I participated in the Nike University Run tonight.
It was an exciting, crazy, wild run of more than two hundred amateur and professional runners through the old and new city streets. We raced through traffic, pedestrians, bicycles, and through narrow alleys lined with tables, chairs, street performers and salesmen.
Each runner had to reach five places shown (roughly) on a map before the final destination in order to be allowed into the bar where Nike gave each participant a shirt, water, and hot dogs, and played dance music.
Each location for the card punch also presented a challenge, physical or mental. The first was a line of U.S. style football players in full gear. Each runner had to line up and rush through. I got hit in the nose (unintentionally) and was instantly bleeding.
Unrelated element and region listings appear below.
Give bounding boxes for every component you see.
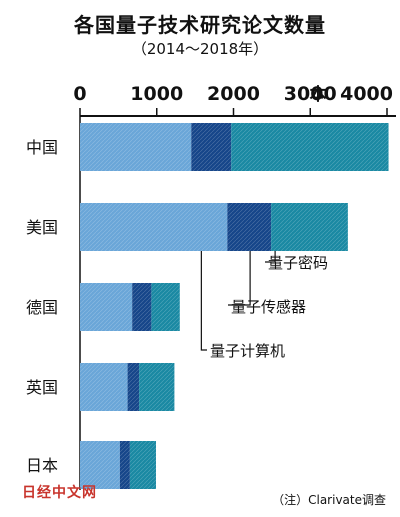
x-tick-label: 1000 (130, 83, 183, 105)
bar-texture (191, 123, 232, 171)
x-tick-label: 0 (73, 83, 86, 105)
bar-texture (80, 363, 128, 411)
bar-texture (139, 363, 175, 411)
bar-texture (231, 123, 389, 171)
category-label: 美国 (26, 218, 58, 237)
series-annotation: 量子传感器 (231, 298, 306, 316)
annotation-leader (265, 251, 276, 263)
category-label: 英国 (26, 378, 58, 397)
annotation-leader (200, 251, 207, 351)
bar-texture (227, 203, 272, 251)
watermark: 日经中文网 (22, 485, 97, 501)
bar-texture (151, 283, 180, 331)
bar-texture (80, 203, 228, 251)
category-label: 德国 (26, 298, 58, 317)
series-annotation: 量子计算机 (210, 342, 285, 360)
category-label: 中国 (26, 138, 58, 157)
annotation-leader (228, 251, 251, 306)
bar-texture (80, 441, 120, 489)
bar-texture (127, 363, 140, 411)
bar-texture (80, 123, 192, 171)
chart-subtitle: （2014～2018年） (131, 40, 269, 58)
bar-texture (129, 441, 156, 489)
x-tick-label: 3000 (284, 83, 337, 105)
series-annotation: 量子密码 (268, 254, 328, 272)
x-tick-label: 2000 (207, 83, 260, 105)
bar-texture (271, 203, 348, 251)
source-note: （注）Clarivate调查 (272, 493, 386, 507)
chart-title: 各国量子技术研究论文数量 (74, 13, 326, 37)
bar-texture (80, 283, 133, 331)
bar-texture (119, 441, 130, 489)
x-tick-label: 4000 (340, 83, 393, 105)
category-label: 日本 (26, 456, 58, 475)
bar-texture (132, 283, 152, 331)
unit-label: 本 (310, 84, 327, 105)
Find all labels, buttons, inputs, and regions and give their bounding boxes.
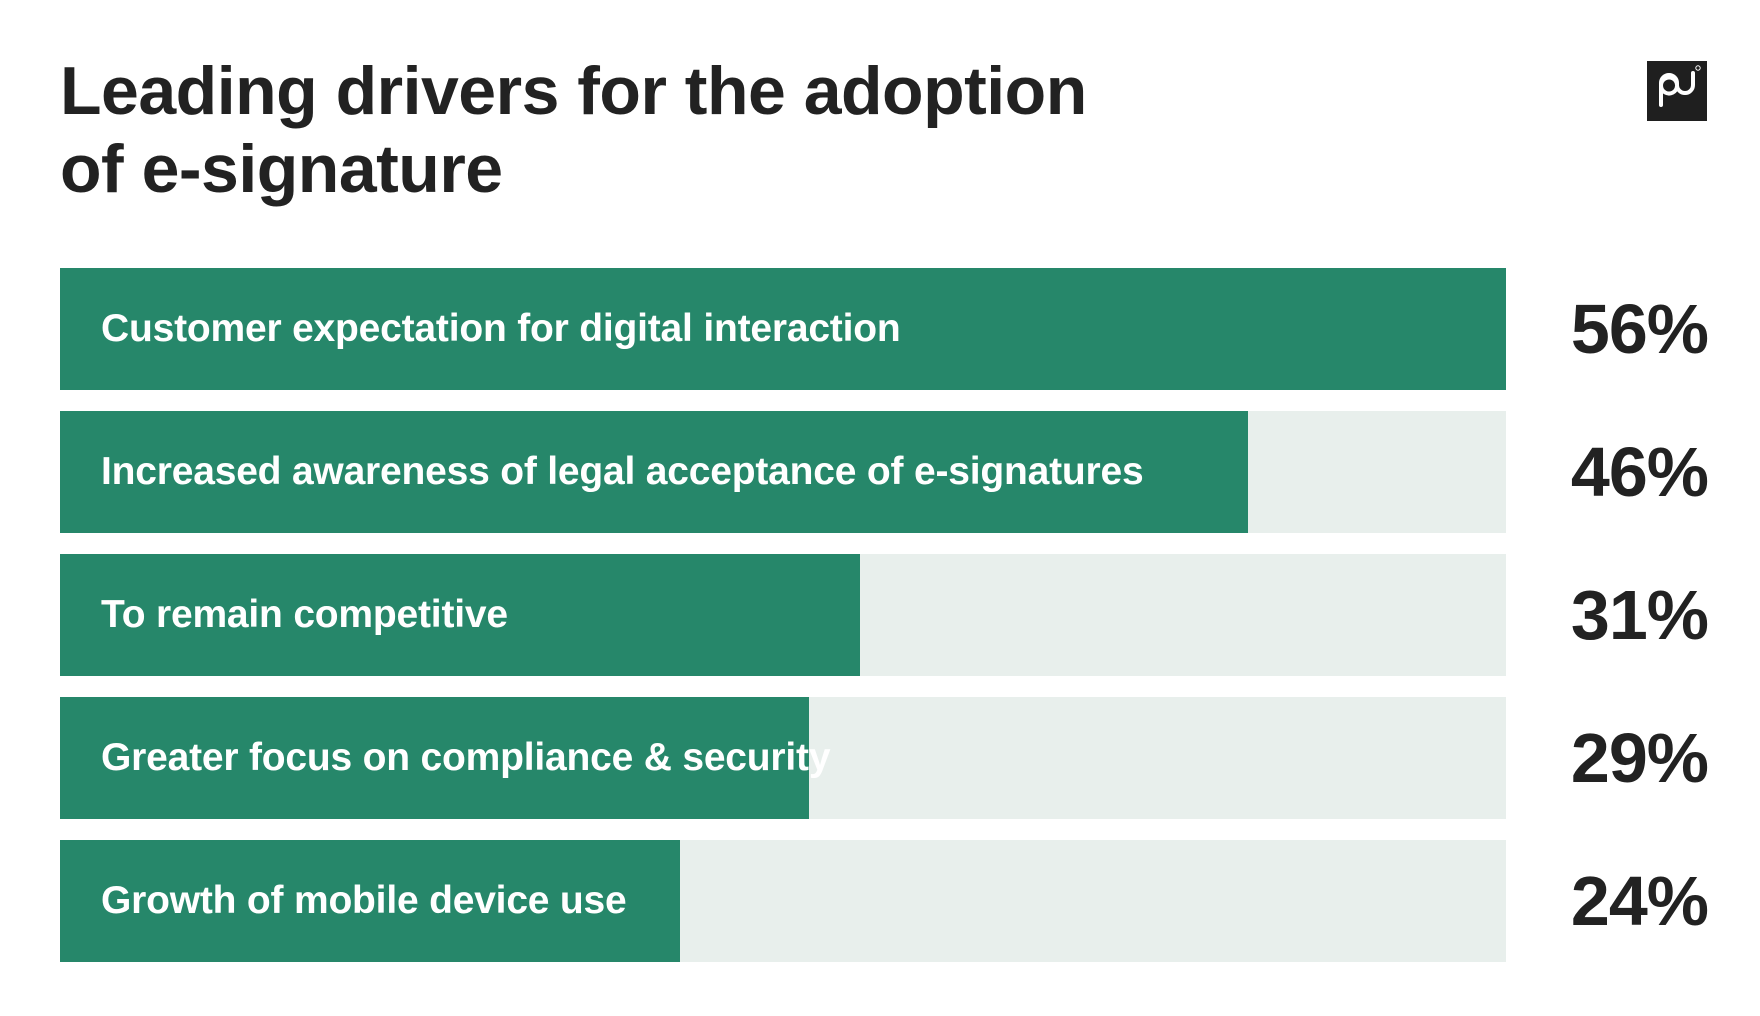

As I ran past restaurants I grabbed napkins and then deposited them in the next trash can. Between restaurants the sleeves of my polar fleece became soaked. I kept bleeding. I kept running. It was just too much fun to stop.
As we moved from the open streets to the closed, narrow corridors off Las Ramblas, we picked up the pace and moved with greater agility. Arms over our heads to avoid knocking down children, ducking beneath restaurant patron umbrellas, leaping over handrails and intersection barriers. There is something compelling about running in the close proximity of many runners and even more moving objects (shoppers with too many bags, kids in strollers, small dogs) for the sense of motion is accelerated and the pleasure in movement amplified. My energy never waned, as though I were pressed along by those to my rear and pulled by those to my front.
My favorite part was the look on the faces of those we ran past, their heads spinning as packs of runners ran in one direction, then realizing they missed a turn, spun on their heels and shot back past the unwary spectator-participants sometimes more than a few times.